← Back to blog

6/28/2026

hama v1.6.0: alignments for ASR and P2G

Version 1.6.0 adds alignment outputs to two more modalities. G2P has always returned character-level alignments; now phoneme ASR can place each phoneme on a rough timeline, and P2G can point each output character back at the phoneme it came from. Existing outputs are unchanged, and the Python and TypeScript runtimes stay byte-for-byte identical.

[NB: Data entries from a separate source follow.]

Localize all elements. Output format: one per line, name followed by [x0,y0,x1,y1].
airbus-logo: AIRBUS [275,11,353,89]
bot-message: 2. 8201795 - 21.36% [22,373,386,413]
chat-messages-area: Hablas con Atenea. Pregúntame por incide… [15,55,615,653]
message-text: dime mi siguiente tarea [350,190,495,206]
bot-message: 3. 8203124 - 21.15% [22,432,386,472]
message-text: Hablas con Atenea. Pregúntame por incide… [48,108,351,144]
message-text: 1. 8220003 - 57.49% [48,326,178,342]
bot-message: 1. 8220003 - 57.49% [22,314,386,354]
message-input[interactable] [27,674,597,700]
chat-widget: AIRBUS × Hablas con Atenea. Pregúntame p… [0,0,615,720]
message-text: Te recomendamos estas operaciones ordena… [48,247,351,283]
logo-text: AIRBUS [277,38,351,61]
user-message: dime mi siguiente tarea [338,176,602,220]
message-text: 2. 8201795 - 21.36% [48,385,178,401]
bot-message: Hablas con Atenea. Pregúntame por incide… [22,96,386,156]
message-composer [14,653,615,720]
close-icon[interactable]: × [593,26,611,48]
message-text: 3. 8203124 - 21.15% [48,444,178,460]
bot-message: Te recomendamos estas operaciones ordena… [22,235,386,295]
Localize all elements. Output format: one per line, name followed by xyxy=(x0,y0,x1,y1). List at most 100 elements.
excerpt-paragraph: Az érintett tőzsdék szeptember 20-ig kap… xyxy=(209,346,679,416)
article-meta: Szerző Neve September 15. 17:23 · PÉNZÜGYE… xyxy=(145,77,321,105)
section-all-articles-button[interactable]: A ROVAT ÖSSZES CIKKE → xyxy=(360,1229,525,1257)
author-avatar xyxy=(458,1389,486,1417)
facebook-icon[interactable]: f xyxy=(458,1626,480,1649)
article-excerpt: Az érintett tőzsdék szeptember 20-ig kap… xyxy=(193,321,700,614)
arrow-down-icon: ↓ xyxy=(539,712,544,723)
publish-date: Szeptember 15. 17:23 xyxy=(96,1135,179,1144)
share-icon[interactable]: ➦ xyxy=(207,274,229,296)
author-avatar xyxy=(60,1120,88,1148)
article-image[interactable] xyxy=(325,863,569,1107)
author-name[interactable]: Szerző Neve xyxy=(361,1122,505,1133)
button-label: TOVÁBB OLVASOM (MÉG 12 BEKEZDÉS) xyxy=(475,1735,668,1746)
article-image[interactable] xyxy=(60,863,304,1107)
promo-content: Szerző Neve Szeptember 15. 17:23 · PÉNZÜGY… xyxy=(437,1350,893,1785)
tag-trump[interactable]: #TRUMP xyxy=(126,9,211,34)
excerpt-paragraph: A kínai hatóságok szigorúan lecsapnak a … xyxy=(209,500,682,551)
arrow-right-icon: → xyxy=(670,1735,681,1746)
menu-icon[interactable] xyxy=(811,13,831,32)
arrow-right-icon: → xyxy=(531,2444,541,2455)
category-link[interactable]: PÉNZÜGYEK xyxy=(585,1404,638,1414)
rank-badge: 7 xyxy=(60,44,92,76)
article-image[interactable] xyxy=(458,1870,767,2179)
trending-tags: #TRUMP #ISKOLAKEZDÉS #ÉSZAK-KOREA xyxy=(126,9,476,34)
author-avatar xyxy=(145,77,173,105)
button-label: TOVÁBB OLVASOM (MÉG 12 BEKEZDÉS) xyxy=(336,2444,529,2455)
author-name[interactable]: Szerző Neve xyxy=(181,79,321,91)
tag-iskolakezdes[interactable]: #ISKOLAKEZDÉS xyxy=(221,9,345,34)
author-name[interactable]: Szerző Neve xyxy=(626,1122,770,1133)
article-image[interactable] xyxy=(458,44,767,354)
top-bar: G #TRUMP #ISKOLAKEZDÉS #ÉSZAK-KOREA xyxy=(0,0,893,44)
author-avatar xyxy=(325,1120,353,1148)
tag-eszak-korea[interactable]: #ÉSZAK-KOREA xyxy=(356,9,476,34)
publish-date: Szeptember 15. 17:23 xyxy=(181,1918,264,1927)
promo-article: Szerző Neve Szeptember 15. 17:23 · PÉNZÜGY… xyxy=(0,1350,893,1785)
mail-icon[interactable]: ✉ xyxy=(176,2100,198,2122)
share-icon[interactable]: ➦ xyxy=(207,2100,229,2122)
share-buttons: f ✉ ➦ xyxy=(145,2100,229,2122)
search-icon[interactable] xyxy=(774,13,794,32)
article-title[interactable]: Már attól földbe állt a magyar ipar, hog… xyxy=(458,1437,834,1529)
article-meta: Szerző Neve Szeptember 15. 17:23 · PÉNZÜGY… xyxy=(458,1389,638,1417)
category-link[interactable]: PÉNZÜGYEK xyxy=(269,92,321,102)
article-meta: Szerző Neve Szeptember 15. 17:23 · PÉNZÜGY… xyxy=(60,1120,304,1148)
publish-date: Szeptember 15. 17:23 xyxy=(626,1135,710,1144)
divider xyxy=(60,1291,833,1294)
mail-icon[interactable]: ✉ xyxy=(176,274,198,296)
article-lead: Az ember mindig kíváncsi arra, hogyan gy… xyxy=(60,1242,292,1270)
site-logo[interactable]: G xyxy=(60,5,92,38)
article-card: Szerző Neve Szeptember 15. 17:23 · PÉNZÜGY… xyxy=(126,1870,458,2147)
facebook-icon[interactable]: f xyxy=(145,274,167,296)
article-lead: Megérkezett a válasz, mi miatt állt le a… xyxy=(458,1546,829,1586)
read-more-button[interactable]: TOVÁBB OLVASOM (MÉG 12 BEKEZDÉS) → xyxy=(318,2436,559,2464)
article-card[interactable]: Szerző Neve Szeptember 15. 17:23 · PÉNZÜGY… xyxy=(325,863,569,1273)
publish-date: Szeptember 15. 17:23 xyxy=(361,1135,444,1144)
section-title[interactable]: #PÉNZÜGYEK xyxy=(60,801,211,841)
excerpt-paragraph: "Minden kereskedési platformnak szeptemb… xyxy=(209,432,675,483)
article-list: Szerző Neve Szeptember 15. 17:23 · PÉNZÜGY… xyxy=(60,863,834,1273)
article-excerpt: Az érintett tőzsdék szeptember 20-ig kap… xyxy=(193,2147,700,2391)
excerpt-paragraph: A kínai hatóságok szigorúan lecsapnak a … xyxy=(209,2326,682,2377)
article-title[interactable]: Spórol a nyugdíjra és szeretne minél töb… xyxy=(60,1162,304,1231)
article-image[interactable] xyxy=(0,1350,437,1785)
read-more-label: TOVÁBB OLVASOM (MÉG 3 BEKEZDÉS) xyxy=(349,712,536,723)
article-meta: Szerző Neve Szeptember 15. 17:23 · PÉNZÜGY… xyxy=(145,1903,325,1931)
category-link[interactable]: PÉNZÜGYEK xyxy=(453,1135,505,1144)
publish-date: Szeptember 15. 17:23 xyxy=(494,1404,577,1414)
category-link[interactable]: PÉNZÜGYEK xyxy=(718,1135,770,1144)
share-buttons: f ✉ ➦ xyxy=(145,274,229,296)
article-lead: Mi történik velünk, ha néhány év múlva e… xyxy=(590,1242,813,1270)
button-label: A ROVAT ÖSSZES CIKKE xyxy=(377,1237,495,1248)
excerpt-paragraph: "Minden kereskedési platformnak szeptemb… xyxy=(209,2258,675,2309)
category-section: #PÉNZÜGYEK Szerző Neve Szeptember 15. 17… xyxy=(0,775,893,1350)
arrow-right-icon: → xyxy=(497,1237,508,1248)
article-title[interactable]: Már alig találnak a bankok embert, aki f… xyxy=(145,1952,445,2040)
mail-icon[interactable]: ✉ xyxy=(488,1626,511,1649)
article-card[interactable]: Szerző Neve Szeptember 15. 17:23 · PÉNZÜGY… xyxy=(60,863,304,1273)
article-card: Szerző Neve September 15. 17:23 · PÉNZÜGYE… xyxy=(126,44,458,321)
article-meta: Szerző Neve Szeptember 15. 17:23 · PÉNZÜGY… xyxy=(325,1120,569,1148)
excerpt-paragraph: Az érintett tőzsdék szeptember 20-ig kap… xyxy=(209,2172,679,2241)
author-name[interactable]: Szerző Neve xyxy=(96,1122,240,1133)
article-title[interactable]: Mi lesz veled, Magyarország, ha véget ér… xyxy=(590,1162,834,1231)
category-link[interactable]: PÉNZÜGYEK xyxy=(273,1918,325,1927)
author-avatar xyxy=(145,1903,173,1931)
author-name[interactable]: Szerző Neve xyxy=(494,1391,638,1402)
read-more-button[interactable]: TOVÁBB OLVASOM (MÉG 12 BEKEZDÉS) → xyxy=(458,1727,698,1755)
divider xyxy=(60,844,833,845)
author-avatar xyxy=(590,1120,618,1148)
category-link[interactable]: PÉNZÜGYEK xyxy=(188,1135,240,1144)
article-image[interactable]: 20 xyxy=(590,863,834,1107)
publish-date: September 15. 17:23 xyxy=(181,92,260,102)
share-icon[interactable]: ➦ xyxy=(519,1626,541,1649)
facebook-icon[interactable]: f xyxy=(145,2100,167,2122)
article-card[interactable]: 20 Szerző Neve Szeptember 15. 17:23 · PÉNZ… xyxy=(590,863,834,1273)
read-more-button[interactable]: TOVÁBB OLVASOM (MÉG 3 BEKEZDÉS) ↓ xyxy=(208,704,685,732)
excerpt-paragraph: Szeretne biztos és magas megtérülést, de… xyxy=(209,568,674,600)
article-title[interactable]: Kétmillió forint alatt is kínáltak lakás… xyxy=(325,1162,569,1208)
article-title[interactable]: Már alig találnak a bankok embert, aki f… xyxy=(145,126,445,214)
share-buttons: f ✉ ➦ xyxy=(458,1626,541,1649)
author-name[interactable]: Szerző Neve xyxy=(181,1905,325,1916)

  • ASR time spans: ASRModel.phoneme_spans(result) in Python and model.phonemeSpans(result) in TypeScript (plus the standalone ctc_phoneme_spans / ctcPhonemeSpans) return an approximate start/end time and frame range for every emitted phoneme, derived from the CTC frame alignment. CTC is peaky, so these are coarse acoustic spans rather than exact boundaries — useful for highlighting, scrubbing, or rough segmentation. It is pure post-processing: no model change.
  • P2G alignments: P2GResult.alignments maps each generated grapheme token back to the source phoneme it most attends to (the decoder's last-layer attention, captured during the cached greedy decode with no extra forward pass). The alignment is validated against PyTorch's own attention weights on a committed fixture, and the Python (native) and TypeScript (WASM) runtimes produce bit-identical results.
  • Performance, measured on a laptop CPU: G2P runs at roughly 10 ms per word, phoneme ASR at about 24x faster than real time, and P2G decodes around 1,500 tokens per second. Everything runs on-device — no servers, no onnxruntime.
  • Public APIs are unchanged; existing G2P / ASR / P2G code keeps working. Python hama and TypeScript hama-js are aligned on version 1.6.0.